Bad Things: I don’t know if I can properly enumerate things that I found bad about the story, but I can talk about why other people might not like it, and why I understand the contentiousness of such a book. I’ve been thinking about this since I read the book two days ago, and I keep coming back to one of Joey Comeau’s posts about his own book, Bible Camp Bloodbath. If you haven’t read it, it’s a semi-comic horror story where there the murderer wins, there are no survivors, and the story ends on a pretty tragic note; in the later post, Comeau talks about how he stayed true to his original vision of a horror story where the murderer “just runs out of people to kill,” but ultimately regretted the resultant hopelessness of the story, and has plans to rewrite and republish it.

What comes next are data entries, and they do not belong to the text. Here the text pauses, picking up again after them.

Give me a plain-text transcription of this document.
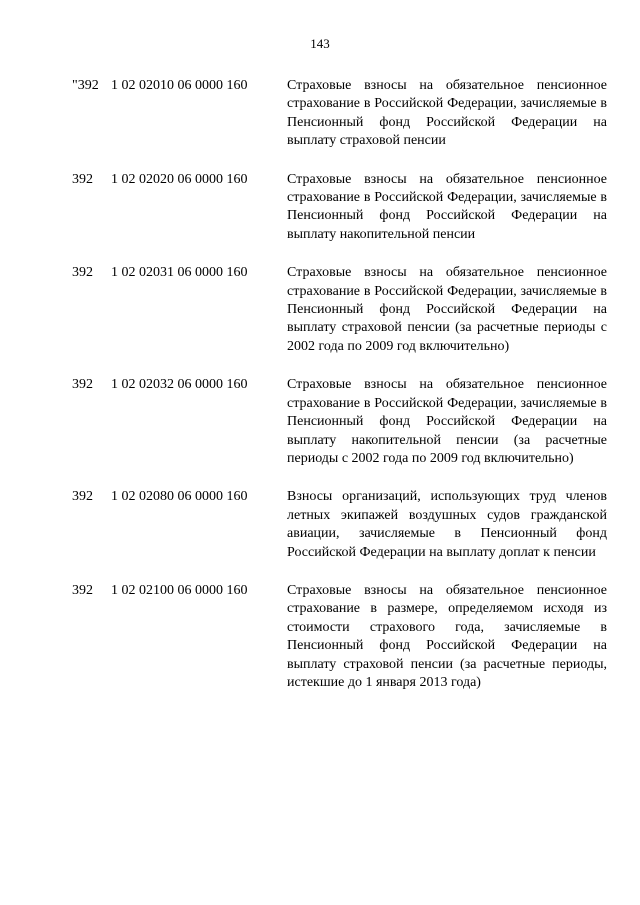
143
"392 1 02 02010 06 0000 160	Страховые взносы на обязательное пенсионное страхование в Российской Федерации, зачисляемые в Пенсионный фонд Российской Федерации на выплату страховой пенсии
392 1 02 02020 06 0000 160	Страховые взносы на обязательное пенсионное страхование в Российской Федерации, зачисляемые в Пенсионный фонд Российской Федерации на выплату накопительной пенсии
392 1 02 02031 06 0000 160	Страховые взносы на обязательное пенсионное страхование в Российской Федерации, зачисляемые в Пенсионный фонд Российской Федерации на выплату страховой пенсии (за расчетные периоды с 2002 года по 2009 год включительно)
392 1 02 02032 06 0000 160	Страховые взносы на обязательное пенсионное страхование в Российской Федерации, зачисляемые в Пенсионный фонд Российской Федерации на выплату накопительной пенсии (за расчетные периоды с 2002 года по 2009 год включительно)
392 1 02 02080 06 0000 160	Взносы организаций, использующих труд членов летных экипажей воздушных судов гражданской авиации, зачисляемые в Пенсионный фонд Российской Федерации на выплату доплат к пенсии
392 1 02 02100 06 0000 160	Страховые взносы на обязательное пенсионное страхование в размере, определяемом исходя из стоимости страхового года, зачисляемые в Пенсионный фонд Российской Федерации на выплату страховой пенсии (за расчетные периоды, истекшие до 1 января 2013 года)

Thirsty is one of those books where readers are going to have to weigh its purity of vision versus its hopelessness for their own preferences, and I’m sure a lot of readers may find it coming up too hopeless. It’s a pretty gutsy thing, to write a whole book that ultimately resolves in ambiguous hopelessness; you see writers take that risk more often with short stories, because the readers don’t have as much invested in a twenty-page story versus a three-hundred-page novel, and for a lot of people, a truly hopeless ending to a novel can feel like a betrayal by the author. But here, I think, it fits. Anderson creates this world–this cold, grimy, tinny world that’s hardly worth saving in the end, and the hopelessness feels…right. There was no other way it could have happened.

In the author’s notes, Anderson is quoted as saying, “I grew up in a suburb very much like Chris’s. It seemed to me that there were always a lot of kids struggling with the isolation of wanting to do the right thing when there was no right thing to do.” I don’t think anybody can articulate it better than that.

Overall: A complex, bleak book; not for everybody, although I thought it worked well, with a terrible, funny sadness. Probably good for fans of Etgar Keret, Junji Ito, and M. T. Anderson’s other works. For maximum impact, read in conjunction with a novel that is of the vampires-are-glamorous-and-sexy school.